Ex : Account1 - owner is John
Opty 1 - owner is John
Opty 2 - owner is Mike
Can we hide opty2 from John?
Thanks in Advance.
Did you figure it out yet? I had to play with this in my DE org, before I could come up with an answer that I was reasonably confident with. Here's what I think.
It depends on the account owner's Opportunity Access setting on their role, and the two user's relative placement in the role hierarchy. If John is above Mike in the role hierarchy, John will be able to see Mike's opportunity regardless of the Opportunity Access setting on his (John's) role. If John is at the same level or below Mike in the role hierarchy, and the Opportunity Access setting on John's role is set to "Users in this role cannot access opportunities that they do not own that are associated with accounts that they do own", John will not be able to see Mike's opportunity. If the Opportunity Access on John's role is set to read or edit, John can access Mike's opportunity regardless of his relative position in the role hierarchy.
Ownership and record permissions are still a little dizzying for me, even after 6 years of full-time Salesforce administration.
In this case, John would not be able to see his opportunity eiter.
@sfdeveloper9
If you modify the account sharing rule for the Account, there is a field for Opportunity Access. Set that field to Private and John will only see his opportunities and Mike will only see Mike's....
John would not be able to see it as he has no access to the object.. (UI)
Now, he could access the data through the API, it would show up for him in APEX SOQL queries, etc, but the UI would not show it.
As for sharing rule, it is actually the opposite. OWD are the only way to RESTRICT access. Everything else grants access.
A few points of clarification:
Sharing rules affect DATA (SOQL, API, etc)
CRUD affects the UI.
As for your testing, not sure what you were testing, if you take away R,E,C,D (No Access) permissions for the Opportunity for a given role. Log in as that role and you will not even have an opportunity tab nor will you have a related list on the account page. Again, they may have access to the Data, but not to the UI that allows them to view the data.
As for the documentation, it is not in one spot and is pieced together. As with most salesforce documentation, much of it is speciifc but a lot has to be infered from multiple related pieces of information. I do have the Developer (DEV401 and 501) books that explicitly state such. Here is a link that may help as well:
https://login.salesforce.com/help/doc/en/security_data_access.htm
Take a step back, think it through a bit, and test it out. I guarentee you that if you remove CRUD for a profile for the opportunity the user with those permissions removed will NOT be able to access the oportunity through the UI. Depending on the sharing settings, they may be able to access the data through the API and Apex SOQL.
Starz26, please forgive me if you feel I'm coming across as argumentative. That's not my intention. That being said, I think you're wrong on this one.
Per the document you referenced:
"Sharing rules let you make automatic exceptions to organization-wide sharing settings for particular sets of users, to give them access to records they don't own or can't normally see.

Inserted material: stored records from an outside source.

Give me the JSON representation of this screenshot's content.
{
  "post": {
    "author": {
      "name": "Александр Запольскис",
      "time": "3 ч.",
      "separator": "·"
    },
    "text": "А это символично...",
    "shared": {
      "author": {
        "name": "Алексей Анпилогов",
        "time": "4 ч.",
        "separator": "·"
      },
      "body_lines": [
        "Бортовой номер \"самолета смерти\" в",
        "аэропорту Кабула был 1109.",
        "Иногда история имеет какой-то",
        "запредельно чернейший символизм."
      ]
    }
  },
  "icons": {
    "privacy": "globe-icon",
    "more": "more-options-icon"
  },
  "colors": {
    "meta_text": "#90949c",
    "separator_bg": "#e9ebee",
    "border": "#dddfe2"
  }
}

Sharing rules, like role hierarchies, are only used to give additional users access to records—they can't be stricter than your organization-wide default settings."
I stand by my original reply, with one clarification. When I said "no access", I was not referring to object-level access, but rather the setting on an individual role where it says "Users in this role cannot access opportunities that they do not own that are associated with accounts that they do own". Sorry if I caused some confusion with my lack of detail. I edited my original reply to compensate for this.

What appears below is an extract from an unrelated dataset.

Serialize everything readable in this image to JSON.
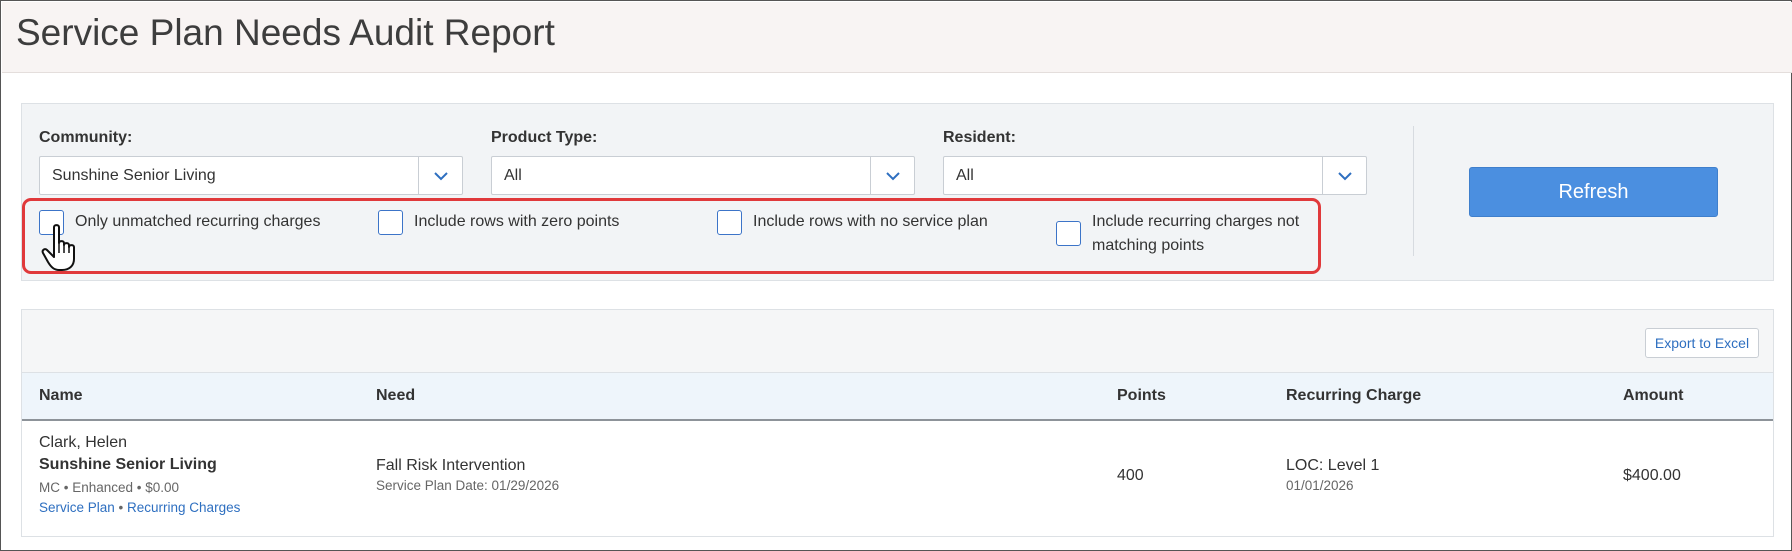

sfdeveloper9, please tell us if any of this is helping or not.
And my apologies for coming across in a negative manner. I should have clarified the "step back" comment. I meant that as in when I get frustrated with things like this, I have to step back and think a bit.. When I come back I usually get it pretty quickly.
And it appears we are both right just talking about different things.

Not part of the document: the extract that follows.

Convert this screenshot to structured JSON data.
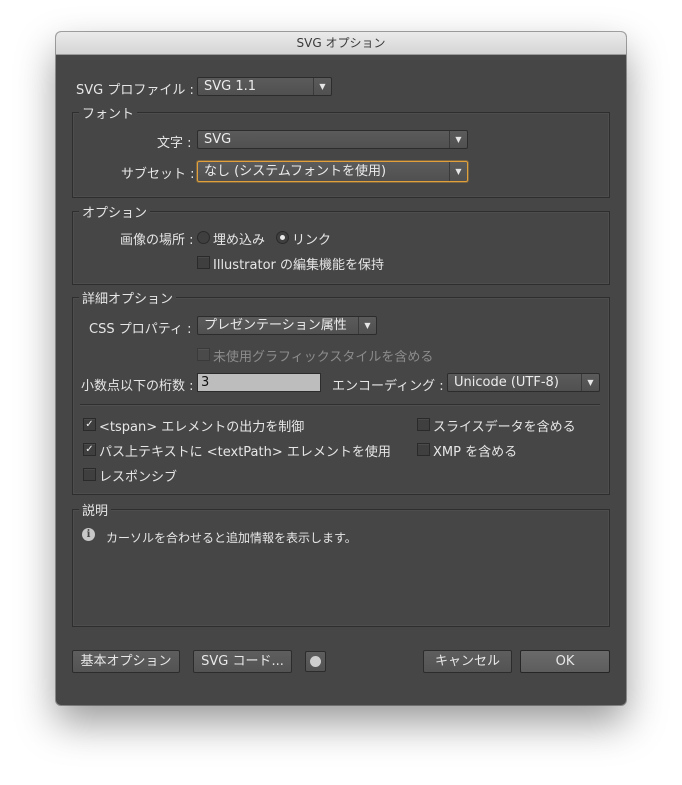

Also, My comment above was incorrect, SFDC mantra is OWD is the only way to restrict access.....everything else adds additional access
I agree with you 100% that sharing, access, etc are all very confusing...
sfdeveloper9, it would appear you have two options:
1. Role Based: Users in this role cannot access opportunities that they do not own that are associated with accounts that they do own
2. Profile Based: By setting the sharing setting of the opportunity on account to private.
This conversation has been a good one...
guys, thanks for the replies. But I am not able to still understand how to configure using sharing settings on role basis. can somebody please elaborate on that. And also my requirement changed a little bit.
Ex : Account1 - owner is John
Opty 1 - owner is John
Opty 2 - owner is Mike
John should be able to see opty2 but cannot edit.
Thanks in advance.
Do you already have a role hierarchy setup? If you don't, you should implement it. Setting up the role hierarchy is fairly simple, but it does take a little bit of planning on the front end, depending on how big your org is.
Here's a link to some of the help available on Salesforce.com: Controlling Access Using Hierarchies
Other than that, I would think that our previous comments would be enough information. If you already have these users assigned to roles in your hierarchy, you just have to specify the correct Opportunity Access setting on the appropriate role.
Also, I'm sure you already know this, but always do your configuration and testing in a sandbox, so you don't screw up any existing functionality. If you're implementing a new role hierarchy in an well-established instance (i.e. your users haven't been in a role hierarchy before), they might see some differences in the availability of records that they used to have access to, and these differences might cause you to have to do some training after you complete the changes.